Posted by TenantNet on July 30, 1997 at 12:28:07:
In Reply to: Re: The Landlord Who Wanted To Cut Down On The Water Bill posted by Alex G on July 25, 1997 at 12:50:55:
: Regarding your comments on DHCR's supposed bad track record.
: I haven't had a court-room experience with them,
It's not just a bad track record -- it borders on corruption and the
criminal. They are an administrative agency and not a court.
: however I can say that they have almost always been adequately helpful
: when it comes to a need for information (via phone or in print).
But the info usually does not conform to the law.
: Futhermore, I see them as the foundation of justification of all actions,
: that meaning that if DHCR says "this is how it is" well then "this is how
: it is" and you can't go wrong. If you do everything by the book (the book
: that they wrote) your back is covered.
Sure, they make up policies on the spot, often in conflict with the law
and their past policies. That's the reason they keep their case law
secret; tenants and landlords could have a field day with the agency's
ignoring the law.
: However in an attempt to be as honest as possible I can't say that I am
: familiar with court cases where DHCR's actions were unfairly detrimental
: to the tenant. I have no problem with insight that goes against my
: premonitions. If you can give me an example or two, of DHCR's bad treatment
: of a tenant, I'd love to hear it. I haven't seen your side of it. Alex G.
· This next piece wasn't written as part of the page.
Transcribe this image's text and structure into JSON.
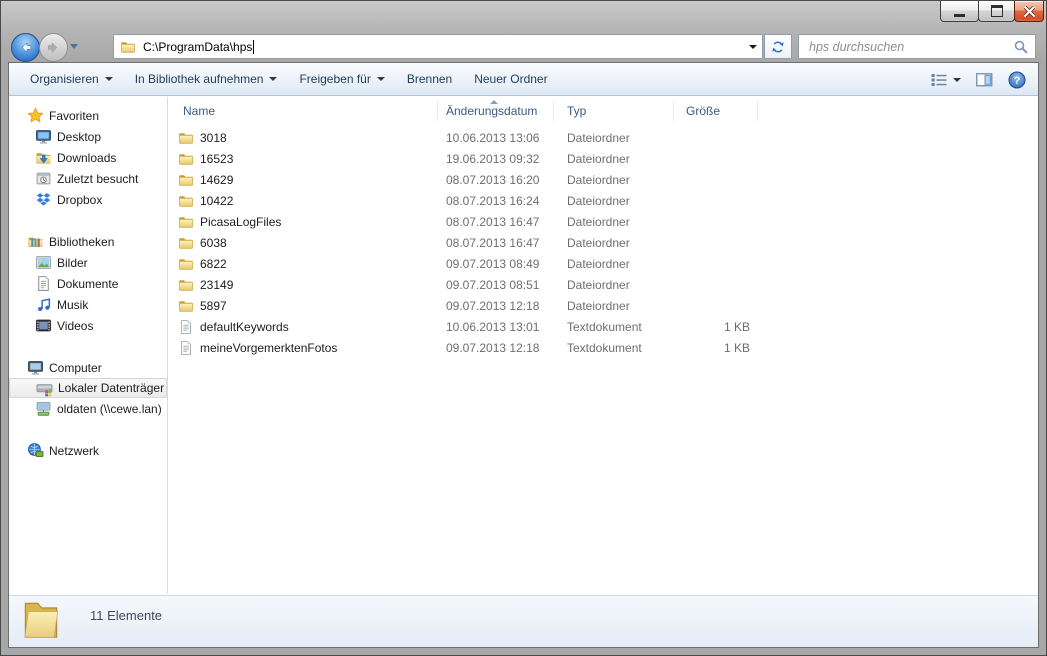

Here's one example: a tenant files a complaint which is sent to the landlord
for comment within 20 days. Either side is generally granted one extension
and beyond that extensions are only for good cause. This is codified in their
policy statements. When tenants ask for further extensions, their requests
are summarily dismissed. OTOH, landlords who call up their DHCR buddies
often get extension after extension.